Algorithmen bestimmen zunehmend den digitalen Alltag, etwa bei der Online-Suche oder bei digitaler Werbung. Erleichtern die Algorithmen damit unser Leben, oder schränken sie unseren Horizont ein?
Mündige Bürger nutzen Algorithmen als Entscheidungsunterstützer in nicht unerheblichem Maße. Für viele Menschen tragen sie zur Erleichterung des Alltags bei. Es stimmt aber auch, dass wir weder von lästigen Postwurfsendungen bekannter Lebensmittelhändler in unserem Kaufverhalten „prädeterminiert“ werden, noch von algorithmisch gesteuerter Informationszufuhr zu willenslosen Konsumenten degradiert. Ob on- oder offline – vermeintlichen Manipulation kann und sollte stets mit kritischem Verbraucherverhalten begegnet werden. Mit „digitaler Mündigkeit“ lässt sich die Manipulationsgefahr im Netz deutlich reduzieren.

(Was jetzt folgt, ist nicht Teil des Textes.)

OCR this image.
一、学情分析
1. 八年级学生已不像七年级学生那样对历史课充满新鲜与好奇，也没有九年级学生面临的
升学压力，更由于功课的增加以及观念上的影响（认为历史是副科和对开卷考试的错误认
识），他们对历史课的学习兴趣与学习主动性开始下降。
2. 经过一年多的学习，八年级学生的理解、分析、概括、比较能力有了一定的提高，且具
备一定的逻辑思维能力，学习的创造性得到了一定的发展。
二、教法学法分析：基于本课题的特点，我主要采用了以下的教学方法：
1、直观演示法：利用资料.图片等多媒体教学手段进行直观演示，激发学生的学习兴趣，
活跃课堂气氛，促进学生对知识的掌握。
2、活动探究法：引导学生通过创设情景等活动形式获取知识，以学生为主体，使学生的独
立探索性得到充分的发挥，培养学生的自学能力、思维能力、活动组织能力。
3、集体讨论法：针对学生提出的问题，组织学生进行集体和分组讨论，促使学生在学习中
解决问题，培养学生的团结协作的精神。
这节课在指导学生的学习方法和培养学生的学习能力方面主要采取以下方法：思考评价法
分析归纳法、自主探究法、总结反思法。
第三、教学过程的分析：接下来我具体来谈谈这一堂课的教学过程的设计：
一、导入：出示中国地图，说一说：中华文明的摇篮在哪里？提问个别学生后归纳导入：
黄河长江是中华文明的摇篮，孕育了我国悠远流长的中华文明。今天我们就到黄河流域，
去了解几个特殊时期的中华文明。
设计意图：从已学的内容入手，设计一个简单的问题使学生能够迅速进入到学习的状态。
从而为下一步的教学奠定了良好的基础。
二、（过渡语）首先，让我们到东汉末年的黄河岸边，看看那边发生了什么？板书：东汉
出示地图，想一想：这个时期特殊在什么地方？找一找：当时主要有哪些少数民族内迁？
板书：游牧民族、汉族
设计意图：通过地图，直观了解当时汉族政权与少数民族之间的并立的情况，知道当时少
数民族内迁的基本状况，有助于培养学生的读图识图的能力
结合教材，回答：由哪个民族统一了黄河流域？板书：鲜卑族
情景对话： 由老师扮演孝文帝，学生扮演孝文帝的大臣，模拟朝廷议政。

Algorithmen werden auch bei wichtigen Entscheidungen eingesetzt, etwa bei Stellenausschreibungen oder Kreditvergaben. Wie lassen sich Diskriminierungen verhindern?
Hierbei ist vor allem interessant, welches Welt- und Menschenbild bestimmten Bewertungen zugrunde gelegt wird. Denn am Anfang eines jedes automatischen Prozesses sind Menschen involviert, welche die Ausgangswerte festlegen, mit denen ein Algorithmus später arbeitet. Genauso wenig wie Bewertungsalgorithmen „gut“ oder „böse“ sein können, kann ein Programm zum Verantwortungssubjekt für Diskriminierungen oder Fehlentscheidungen gemacht werden. Es sollte jedoch stets eine Einzelfallprüfung gefordert werden. Entscheidungen auf Grundlage von algorithmen-basierten Auswertungen müssen außerdem leichter revidierbar sein. Es geht vor allem um die Verankerung eines freiheitlichen Menschenbildes in den Quellcodes.

Experten fordern einen eigenen Rechtsrahmen für den Einsatz von Algorithmen. Welche Regulierungen halten Sie für sinnvoll?
Ein verantwortliches Gestalten von Algorithmen lässt sich leider nicht einfach vom Gesetzgeber verordnen – auch deren verantwortungsvoller Einsatz nicht. Bereits die verfassungsfeste Formulierung von gesetzlichen Handlungsanweisungen für ethische Grundsätze ist schwierig. Zudem können staatliche Regelungen nur den theoretischen Rahmen setzen, während die Wirtschaft den gewünschten humanistischen Umgang mit Technologien dann selber praktizieren muss. Hinzu kommt, dass die Technologie stets schneller ist als die Gesetzgebung. So können gesetzliche Maßnahmen bei zu strenger Ausgestaltung schnell zu einem Bremsklotz für Innovation und Fortschritt werden. Bei einer Regelung müsste jedenfalls Transparenz das oberste Gebot sein. Wenn Algorithmen eine Technologie steuern, so sollte der Nutzer die Funktionsweise wenigstens in Grundzügen verstehen können. Eine gesetzliche Verpflichtung zum Bereitstellen verständlicher Informationen erscheint daher sinnvoll.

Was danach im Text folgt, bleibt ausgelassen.